By Bill Paterson
Sacramento High boys basketball star Josiah Turner is a natural.
That's what Mom says, that's seconded by Dragons coach Derek Swafford and that's what a lot of folks think who have watched the 6-foot-3 junior point guard play.
What people may not realize is that The Bee's 2009-2010 Boys Basketball Player of the Year also is a voracious worker.
It's a work ethic he seems born with. When he could barely walk, he already was dribbling a basketball.
Turner never seemed to get enough of the game, whether playing against older kids in an Oak Park league or through the years in AAU events in Northern California and beyond.
"I'd take him to the Bay Area a lot because the competition was tougher," said Doris Ward, his mother, and a former Sac High point guard. "He played against kids who were older. They were a lot more physical. It didn't matter. He was like a fish in water."
It's not just about playing, however.
Turner admits to being a workaholic when it comes to hoops.
He's a 6 o'clock regular most mornings at the Mather Gym, getting in 90 minutes of shooting practice before heading off to school. After school it's conditioning and weight lifting. He hopes to add 14 pounds of muscle to his 177-pound frame by the time school gets out.
"Even though he's got it all, he realizes he's got to put in the work," Swafford said.
Says Ward: "Josiah understands that that there is always someone working when you're not."

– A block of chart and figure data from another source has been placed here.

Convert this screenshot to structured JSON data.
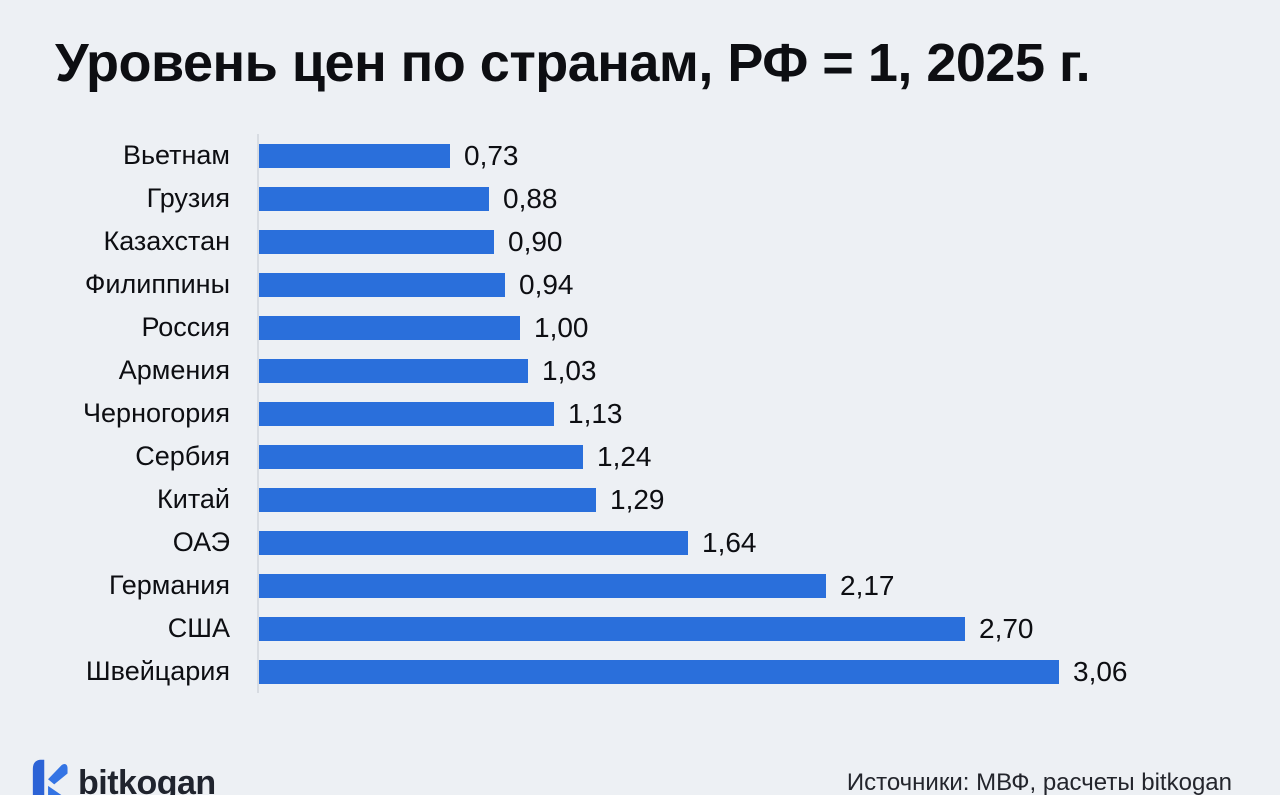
{
  "page": {
    "background_color": "#edf0f4"
  },
  "header": {
    "title": "Уровень цен по странам, РФ = 1, 2025 г."
  },
  "chart_data": {
    "type": "bar",
    "orientation": "horizontal",
    "title": "Уровень цен по странам, РФ = 1, 2025 г.",
    "categories": [
      "Вьетнам",
      "Грузия",
      "Казахстан",
      "Филиппины",
      "Россия",
      "Армения",
      "Черногория",
      "Сербия",
      "Китай",
      "ОАЭ",
      "Германия",
      "США",
      "Швейцария"
    ],
    "values": [
      0.73,
      0.88,
      0.9,
      0.94,
      1.0,
      1.03,
      1.13,
      1.24,
      1.29,
      1.64,
      2.17,
      2.7,
      3.06
    ],
    "value_labels": [
      "0,73",
      "0,88",
      "0,90",
      "0,94",
      "1,00",
      "1,03",
      "1,13",
      "1,24",
      "1,29",
      "1,64",
      "2,17",
      "2,70",
      "3,06"
    ],
    "xlim": [
      0,
      3.06
    ],
    "xlabel": "",
    "ylabel": "",
    "grid": false,
    "legend": false,
    "bar_color": "#2a6fdb",
    "axis_line_color": "#d8dce2",
    "value_label_position": "right-of-bar",
    "decimal_separator": ","
  },
  "footer": {
    "logo_text": "bitkogan",
    "source_label": "Источники: МВФ, расчеты bitkogan"
  },
  "icons": {
    "logo_mark": "bitkogan-logo-icon",
    "logo_colors": [
      "#2c63d6",
      "#3474e4"
    ]
  }
}
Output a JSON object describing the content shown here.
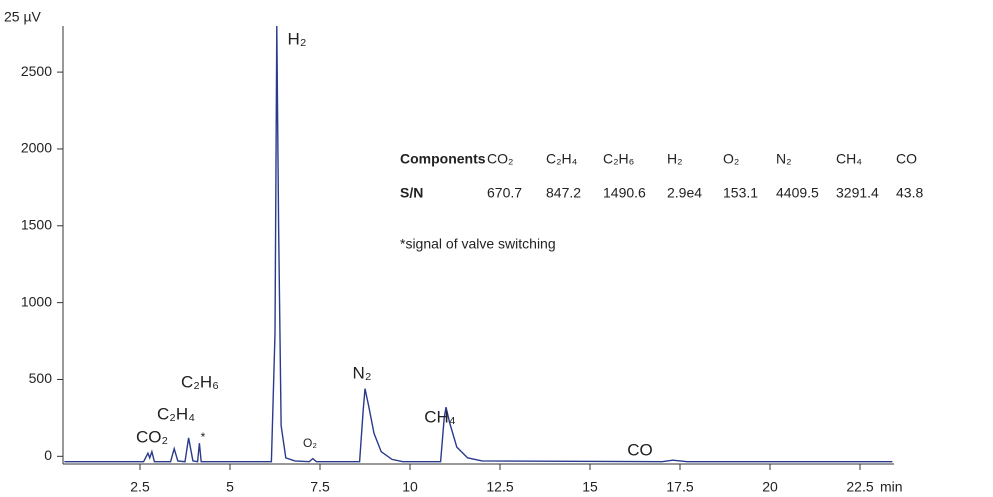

After leading Sac High to a 26-7 season, it's second consecutive Sac-Joaquin Section D-III championship and a third straight Northern California championship appearance, Turner is ready for more.
He can't wait for the AAU season to begin, even though the highly recruited player said he hasn't picked a team.
He played last season with the Southern California-based Pump 'N Run, which he said wants him back. But the Oakland Soldiers and Los Angeles-based Team Odom, which features good friends Darius Nelson and Ramon Eaton of Sheldon, also are seeking his services.
Swafford hopes Turner doesn't put all his focus into AAU this offseason.
For a player who already has gotten at least 10 college scholarship offers, Turner needs to fine-tune his academic game and help prepare his Sac High teammates for a state title run next season, says Swafford.
"I don't think he has to go all over the country and play all these different people to be seen," Swafford said. "I think the coaches know who Josiah is."
He also hopes Turner will keep an open mind about college as the calls and offers continue to flood in.
"A D-I basketball factory may not be right for him," Swafford said. "Maybe a smaller program, like a St. Mary's, could be a better fit. You want to surround yourself with people who want the best for you, want you to graduate and get that degree. There are too many horror stories.
"I want him to realize success is how you complete yourself, not how people define you."
Turner hasn't indicated a college preference and isn't likely to make up his mind until after the summer, if even then.
He doesn't want to make his earlier misstep of a premature decision. He verbally committed to Arizona State at the end of his freshman year at Cordova, then rescinded that commitment last summer.
"I was flattered at the time they made the offer, but I realized later it was too early," Turner said.
Turner hasn't ruled out attending Arizona State.
But now it's just one school on a list that is growing longer by the day.
Also on the list, according to Turner: Kansas, Georgia Tech, Arizona, Oregon, USC, Florida International, Marquette, Santa Clara and Southern Methodist, where current teammate Travon Abraham is headed.
Pretty heady stuff for the former little guy - "Josiah didn't really start to grow until the eighth grade," Ward says.
Back in the day, little Josiah would encounter some of his toughest battles against older sister Quanisha, the ex-pitbull of a point guard for Sac High, now playing at Chico State.
"Back then I'd tell Josiah if he could get around her, he could get around anybody in the city," Ward said.